Le deuxième élément du dérèglement du système est propre au secteur des transports lui-même, notamment dans sa composante routière. Chaque jour, les professionnels du secteur transportent sur l’ensemble du réseau routier du Sénégal personnes et biens. La dernière enquête sur la mobilité à Dakar estime, pour les personnes âgées de plus de 14 ans, le nombre de déplacements journaliers à 2 631 791, dont 716 019 déplacements véhiculés (comprenant ceux effectués par véhicules particuliers) [44]. De même, lorsqu’il y a pénurie de véhicules sur le territoire sénégalais ou dans un quartier de Dakar, l’enclavement se renforce, la mobilité est limitée, la vie au quotidien se dégrade.
Malgré la responsabilité de ces opérateurs dans la mobilité quotidienne de la société sénégalaise, tout apparaît possible pour repousser les limites de la norme, alors même que ces utilisateurs de l’espace public devraient, plus que tous les autres, veiller à ne pas empiéter sur les droits d’autrui.

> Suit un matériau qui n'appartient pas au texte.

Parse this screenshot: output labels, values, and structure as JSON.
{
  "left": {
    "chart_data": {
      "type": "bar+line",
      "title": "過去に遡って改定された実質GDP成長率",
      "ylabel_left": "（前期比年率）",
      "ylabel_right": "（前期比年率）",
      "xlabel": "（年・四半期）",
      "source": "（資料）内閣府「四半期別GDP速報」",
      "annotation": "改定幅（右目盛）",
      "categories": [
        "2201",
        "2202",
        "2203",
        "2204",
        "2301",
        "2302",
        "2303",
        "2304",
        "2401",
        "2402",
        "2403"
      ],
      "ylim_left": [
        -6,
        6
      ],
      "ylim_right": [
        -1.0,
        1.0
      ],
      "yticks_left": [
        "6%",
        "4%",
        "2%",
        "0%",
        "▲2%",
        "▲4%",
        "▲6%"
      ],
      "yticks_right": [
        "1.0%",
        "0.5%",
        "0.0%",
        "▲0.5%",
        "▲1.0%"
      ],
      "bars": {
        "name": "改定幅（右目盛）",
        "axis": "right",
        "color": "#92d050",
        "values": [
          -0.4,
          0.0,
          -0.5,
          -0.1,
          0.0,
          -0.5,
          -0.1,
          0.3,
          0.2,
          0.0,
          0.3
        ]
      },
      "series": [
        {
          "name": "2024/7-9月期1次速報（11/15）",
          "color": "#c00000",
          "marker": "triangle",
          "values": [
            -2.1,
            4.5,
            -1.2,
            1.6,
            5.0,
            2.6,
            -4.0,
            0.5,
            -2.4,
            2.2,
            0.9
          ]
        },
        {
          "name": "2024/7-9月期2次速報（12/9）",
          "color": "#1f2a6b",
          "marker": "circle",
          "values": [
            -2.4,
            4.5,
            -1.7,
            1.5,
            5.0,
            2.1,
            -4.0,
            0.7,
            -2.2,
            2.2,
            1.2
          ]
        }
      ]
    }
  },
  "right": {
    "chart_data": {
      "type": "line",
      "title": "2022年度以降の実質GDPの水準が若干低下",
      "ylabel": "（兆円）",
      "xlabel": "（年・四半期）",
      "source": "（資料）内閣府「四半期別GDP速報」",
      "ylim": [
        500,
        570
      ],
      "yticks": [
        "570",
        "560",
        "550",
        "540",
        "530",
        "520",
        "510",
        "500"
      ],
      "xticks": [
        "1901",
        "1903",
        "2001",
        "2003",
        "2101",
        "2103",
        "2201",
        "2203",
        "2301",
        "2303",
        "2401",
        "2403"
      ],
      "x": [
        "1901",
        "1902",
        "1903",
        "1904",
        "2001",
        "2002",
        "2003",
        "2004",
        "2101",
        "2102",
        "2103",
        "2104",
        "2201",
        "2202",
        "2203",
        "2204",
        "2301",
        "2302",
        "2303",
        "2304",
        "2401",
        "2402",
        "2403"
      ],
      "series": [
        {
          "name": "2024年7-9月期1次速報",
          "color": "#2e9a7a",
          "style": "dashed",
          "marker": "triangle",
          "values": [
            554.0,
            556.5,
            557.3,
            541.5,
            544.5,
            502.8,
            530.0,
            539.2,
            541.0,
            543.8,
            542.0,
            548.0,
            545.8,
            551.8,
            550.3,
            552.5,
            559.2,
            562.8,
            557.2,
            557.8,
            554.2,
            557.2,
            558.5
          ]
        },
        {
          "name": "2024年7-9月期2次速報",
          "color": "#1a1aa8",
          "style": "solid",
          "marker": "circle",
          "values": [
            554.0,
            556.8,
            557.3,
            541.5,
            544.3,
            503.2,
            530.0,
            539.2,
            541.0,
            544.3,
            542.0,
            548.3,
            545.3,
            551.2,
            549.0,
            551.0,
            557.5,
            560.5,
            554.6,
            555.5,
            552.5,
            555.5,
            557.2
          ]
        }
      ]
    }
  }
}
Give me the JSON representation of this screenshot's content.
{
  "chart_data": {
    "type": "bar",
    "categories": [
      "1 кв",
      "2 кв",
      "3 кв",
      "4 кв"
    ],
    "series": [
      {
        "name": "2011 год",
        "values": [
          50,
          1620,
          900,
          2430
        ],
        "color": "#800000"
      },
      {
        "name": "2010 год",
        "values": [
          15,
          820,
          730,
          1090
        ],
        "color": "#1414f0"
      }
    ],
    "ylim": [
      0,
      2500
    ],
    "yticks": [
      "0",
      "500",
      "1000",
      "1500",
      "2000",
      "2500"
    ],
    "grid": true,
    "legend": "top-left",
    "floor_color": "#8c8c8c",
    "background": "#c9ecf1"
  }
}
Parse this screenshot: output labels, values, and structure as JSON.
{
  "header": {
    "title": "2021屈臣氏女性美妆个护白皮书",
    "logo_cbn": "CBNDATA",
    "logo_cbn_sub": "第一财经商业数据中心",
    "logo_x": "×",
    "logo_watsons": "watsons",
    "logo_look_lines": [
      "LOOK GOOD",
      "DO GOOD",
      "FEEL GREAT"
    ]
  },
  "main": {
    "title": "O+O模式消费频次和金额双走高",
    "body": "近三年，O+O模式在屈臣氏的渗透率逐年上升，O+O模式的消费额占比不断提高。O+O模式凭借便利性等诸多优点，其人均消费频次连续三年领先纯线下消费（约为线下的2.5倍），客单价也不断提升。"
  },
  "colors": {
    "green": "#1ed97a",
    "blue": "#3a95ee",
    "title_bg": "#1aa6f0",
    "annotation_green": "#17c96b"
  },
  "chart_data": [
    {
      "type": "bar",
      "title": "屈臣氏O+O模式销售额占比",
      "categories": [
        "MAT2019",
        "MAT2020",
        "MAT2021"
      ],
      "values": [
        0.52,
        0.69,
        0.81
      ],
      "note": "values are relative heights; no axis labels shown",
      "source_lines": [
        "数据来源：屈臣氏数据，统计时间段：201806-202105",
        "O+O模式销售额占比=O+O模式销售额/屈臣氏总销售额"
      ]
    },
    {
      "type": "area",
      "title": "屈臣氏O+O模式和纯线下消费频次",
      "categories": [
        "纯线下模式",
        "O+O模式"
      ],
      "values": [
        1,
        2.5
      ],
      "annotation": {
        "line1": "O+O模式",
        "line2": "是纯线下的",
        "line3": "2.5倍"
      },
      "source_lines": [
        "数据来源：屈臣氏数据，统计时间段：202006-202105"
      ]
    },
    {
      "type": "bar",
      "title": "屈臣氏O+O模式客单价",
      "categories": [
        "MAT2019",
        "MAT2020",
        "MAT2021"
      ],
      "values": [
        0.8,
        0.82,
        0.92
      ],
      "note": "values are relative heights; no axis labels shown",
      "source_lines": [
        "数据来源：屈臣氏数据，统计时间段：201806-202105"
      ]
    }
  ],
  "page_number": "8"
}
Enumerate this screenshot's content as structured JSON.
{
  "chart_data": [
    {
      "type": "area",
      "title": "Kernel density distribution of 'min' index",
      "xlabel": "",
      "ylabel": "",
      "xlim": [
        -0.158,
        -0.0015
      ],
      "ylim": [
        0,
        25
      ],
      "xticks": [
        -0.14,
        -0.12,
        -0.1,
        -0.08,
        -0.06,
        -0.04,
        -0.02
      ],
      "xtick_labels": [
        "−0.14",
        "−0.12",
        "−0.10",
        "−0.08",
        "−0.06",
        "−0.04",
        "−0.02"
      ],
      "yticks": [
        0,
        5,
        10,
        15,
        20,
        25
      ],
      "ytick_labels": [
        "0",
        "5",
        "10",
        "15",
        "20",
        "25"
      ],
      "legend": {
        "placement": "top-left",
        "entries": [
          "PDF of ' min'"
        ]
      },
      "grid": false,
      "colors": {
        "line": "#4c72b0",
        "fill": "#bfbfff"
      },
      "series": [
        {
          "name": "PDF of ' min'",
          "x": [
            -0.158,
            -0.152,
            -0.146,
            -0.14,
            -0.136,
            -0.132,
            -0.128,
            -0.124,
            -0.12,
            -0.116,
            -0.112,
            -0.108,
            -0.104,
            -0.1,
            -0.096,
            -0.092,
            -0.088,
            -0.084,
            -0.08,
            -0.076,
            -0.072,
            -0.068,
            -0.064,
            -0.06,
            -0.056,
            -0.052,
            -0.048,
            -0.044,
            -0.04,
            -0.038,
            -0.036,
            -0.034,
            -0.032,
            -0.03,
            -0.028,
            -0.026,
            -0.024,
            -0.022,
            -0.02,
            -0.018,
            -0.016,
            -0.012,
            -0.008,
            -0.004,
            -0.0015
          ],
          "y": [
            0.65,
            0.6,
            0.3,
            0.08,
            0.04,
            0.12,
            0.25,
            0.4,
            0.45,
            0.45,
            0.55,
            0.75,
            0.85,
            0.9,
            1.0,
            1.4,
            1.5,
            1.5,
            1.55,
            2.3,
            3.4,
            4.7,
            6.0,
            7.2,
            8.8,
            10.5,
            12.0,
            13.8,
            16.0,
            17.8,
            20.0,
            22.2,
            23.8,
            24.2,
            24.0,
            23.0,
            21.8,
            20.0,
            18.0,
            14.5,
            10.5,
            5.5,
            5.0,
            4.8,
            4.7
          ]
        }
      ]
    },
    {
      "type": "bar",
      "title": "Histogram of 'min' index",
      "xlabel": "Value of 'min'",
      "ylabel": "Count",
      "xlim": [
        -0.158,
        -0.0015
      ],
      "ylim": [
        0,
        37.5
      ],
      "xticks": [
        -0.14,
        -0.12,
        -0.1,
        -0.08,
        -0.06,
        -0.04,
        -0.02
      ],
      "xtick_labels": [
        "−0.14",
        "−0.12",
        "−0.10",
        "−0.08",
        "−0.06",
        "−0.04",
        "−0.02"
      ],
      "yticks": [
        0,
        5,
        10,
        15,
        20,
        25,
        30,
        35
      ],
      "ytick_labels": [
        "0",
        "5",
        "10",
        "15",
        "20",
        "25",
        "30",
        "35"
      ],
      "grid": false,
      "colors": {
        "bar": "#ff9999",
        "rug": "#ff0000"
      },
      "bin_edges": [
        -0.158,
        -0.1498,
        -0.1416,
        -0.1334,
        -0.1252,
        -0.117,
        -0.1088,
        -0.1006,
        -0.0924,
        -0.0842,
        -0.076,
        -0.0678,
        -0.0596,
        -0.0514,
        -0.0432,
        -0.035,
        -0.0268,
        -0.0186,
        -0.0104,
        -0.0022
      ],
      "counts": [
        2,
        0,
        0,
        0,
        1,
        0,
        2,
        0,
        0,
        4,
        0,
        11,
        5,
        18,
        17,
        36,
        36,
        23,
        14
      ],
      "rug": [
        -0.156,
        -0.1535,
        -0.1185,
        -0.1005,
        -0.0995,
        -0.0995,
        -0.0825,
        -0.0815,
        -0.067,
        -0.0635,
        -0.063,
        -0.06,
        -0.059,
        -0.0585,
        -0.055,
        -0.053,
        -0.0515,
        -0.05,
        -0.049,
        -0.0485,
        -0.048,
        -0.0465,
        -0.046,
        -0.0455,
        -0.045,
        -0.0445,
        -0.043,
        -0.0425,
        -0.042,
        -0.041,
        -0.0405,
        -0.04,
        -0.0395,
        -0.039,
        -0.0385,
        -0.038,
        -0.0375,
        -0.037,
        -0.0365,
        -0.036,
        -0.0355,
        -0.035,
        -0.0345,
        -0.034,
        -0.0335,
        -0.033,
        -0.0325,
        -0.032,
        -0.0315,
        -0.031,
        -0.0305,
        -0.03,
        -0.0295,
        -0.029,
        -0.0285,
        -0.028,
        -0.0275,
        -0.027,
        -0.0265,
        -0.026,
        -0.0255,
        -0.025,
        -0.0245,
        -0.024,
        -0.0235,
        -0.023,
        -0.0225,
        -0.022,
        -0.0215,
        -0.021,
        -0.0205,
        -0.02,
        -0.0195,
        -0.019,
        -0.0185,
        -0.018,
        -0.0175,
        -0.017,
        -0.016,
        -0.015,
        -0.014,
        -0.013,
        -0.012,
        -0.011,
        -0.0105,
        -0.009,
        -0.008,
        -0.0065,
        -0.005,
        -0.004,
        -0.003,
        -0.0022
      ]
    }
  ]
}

Avec des véhicules hors d’âge et hors d’usage, quel service ces transporteurs offrent-ils aux clients ? Que peuvent attendre les usagers de chauffeurs de cars qui s’arrêtent et les font descendre à leur guise, prétextant que le bout de la ligne est ici et non au lieu indiqué par le receveur au départ ? Quel service proposent-ils aux clients qui ne connaissent pas toujours le montant total qu’ils vont payer, les prix variant selon la destination, la distance, le nombre de changements de véhicules et l’itinéraire ?
Service rime difficilement avec qualité. Le convoyage d’un bout à l’autre de la ligne ou du pays, quelles que soient les conditions (la situation est identique pour les marchandises), est effectué au moindre coût pour le chauffeur et l’apprenti, et surtout pour le transporteur. Sa qualité renvoie au type de relation instaurée entre le propriétaire et le chauffeur : le premier est souvent rentier [45], homme d’affaires, peut-être même fonctionnaire ou policier, et ne raisonne qu’en fonction du montant reversé chaque semaine par le chauffeur ; le second conduit pour accumuler entre l’équivalent du versement et ce qui permet de payer le carburant, les petites pannes, les tracasseries des forces de l’ordre, les différentes caisses de solidarité installées dans les gares, ainsi que les taxes de stationnement. Les sommes recueillies dans la journée autorisent aussi le paiement du ou des apprenti(s) qui encaissent à bord des véhicules, ainsi que des coxeurs (les rabatteurs de la clientèle dans les gares routières et les principaux arrêts).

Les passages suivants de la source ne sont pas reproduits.